Setelah masa Neolitikum, kemudian kebudayaan Indonesia berlanjut
kemasa zaman logam. Hal ini ditandai dengan dikenalnya tekhnik untuk mengecor /
mencairkan logam dari biji besi, dan menuangkan kedalam cetakan-cetakan serta
mendinginkannya. Oleh karena itulah mereka mampu membuat aneka ragam senjata
berburu dan berperang serta alat-alat lain yang mereka perlukan.
Pada masa kekuasaan Hindu-Buddha, masyarakat bisa mengangkat
negeri ini hingga mencapai kejayaan.
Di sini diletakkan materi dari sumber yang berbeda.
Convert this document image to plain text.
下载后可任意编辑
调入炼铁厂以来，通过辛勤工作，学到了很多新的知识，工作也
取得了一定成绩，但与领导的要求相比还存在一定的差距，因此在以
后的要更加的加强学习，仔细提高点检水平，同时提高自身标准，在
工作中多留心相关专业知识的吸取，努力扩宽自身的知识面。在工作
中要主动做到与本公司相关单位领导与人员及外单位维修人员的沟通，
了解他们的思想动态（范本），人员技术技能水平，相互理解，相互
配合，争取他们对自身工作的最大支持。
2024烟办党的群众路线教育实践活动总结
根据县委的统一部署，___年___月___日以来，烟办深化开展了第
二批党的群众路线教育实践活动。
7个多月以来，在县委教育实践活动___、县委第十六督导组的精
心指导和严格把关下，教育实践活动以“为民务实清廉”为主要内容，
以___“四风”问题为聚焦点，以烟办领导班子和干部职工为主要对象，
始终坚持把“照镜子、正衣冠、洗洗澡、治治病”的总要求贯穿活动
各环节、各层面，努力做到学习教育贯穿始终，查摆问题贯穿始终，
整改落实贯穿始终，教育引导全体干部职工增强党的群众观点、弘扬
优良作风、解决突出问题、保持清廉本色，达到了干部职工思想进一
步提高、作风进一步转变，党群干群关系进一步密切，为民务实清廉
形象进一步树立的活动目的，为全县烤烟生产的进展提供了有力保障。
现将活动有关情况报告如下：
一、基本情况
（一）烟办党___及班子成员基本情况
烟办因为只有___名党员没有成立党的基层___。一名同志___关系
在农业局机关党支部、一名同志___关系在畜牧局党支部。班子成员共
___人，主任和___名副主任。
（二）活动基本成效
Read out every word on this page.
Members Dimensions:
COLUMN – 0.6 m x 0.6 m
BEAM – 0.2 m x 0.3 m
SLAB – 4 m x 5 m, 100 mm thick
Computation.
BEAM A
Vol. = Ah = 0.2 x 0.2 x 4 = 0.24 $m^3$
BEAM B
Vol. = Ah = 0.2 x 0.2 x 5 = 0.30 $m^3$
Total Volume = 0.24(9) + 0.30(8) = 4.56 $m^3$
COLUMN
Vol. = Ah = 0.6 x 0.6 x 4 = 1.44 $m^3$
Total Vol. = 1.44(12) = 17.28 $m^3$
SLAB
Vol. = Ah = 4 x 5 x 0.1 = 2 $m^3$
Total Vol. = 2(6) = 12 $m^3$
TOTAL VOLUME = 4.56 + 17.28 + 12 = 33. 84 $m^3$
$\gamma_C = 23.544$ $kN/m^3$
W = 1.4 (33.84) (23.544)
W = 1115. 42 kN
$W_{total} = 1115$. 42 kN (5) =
Masyarakat saat ini masih merasa ikut
memiliki peninggalan peradaban tersebut, misalnya peninggalan kerajaan
Sriwijaya atau Mataram Kuno. Peninggalan tersebut rupanya bisa dimanfaatkan
menjadi sumber penghidupan masyarakat saat ini. Wisatawan berdatangan untuk
melihat peninggalan sejarah yang dijadikan sebagai objek wisata, mengagumi
kejayaan masa lalu. Hal itu membuktikan bahwa sistem sosial masyarakat di masa
lalu tidaklah buruk, bahkan mereka mampu membangun karya monumental yang
membanggakan.
Masa kejayaan Islam merupakan kebanggaan bagi sebagian masyarakat.
Hal itu ditimbulkan dari anggapan bahwa keberhasilan penyebar agama Islam mampu
menanamkan kekuasaan di Nusantara. Masyarakat yang tadinya tidak beragama /
kafir, bisa diubah menjadi masyarakat yang bermartabat dan agamis. Agama Islam
menjadi rujukan pembuatan tata nilai atau seluruh tindakan sosial di Nusantara.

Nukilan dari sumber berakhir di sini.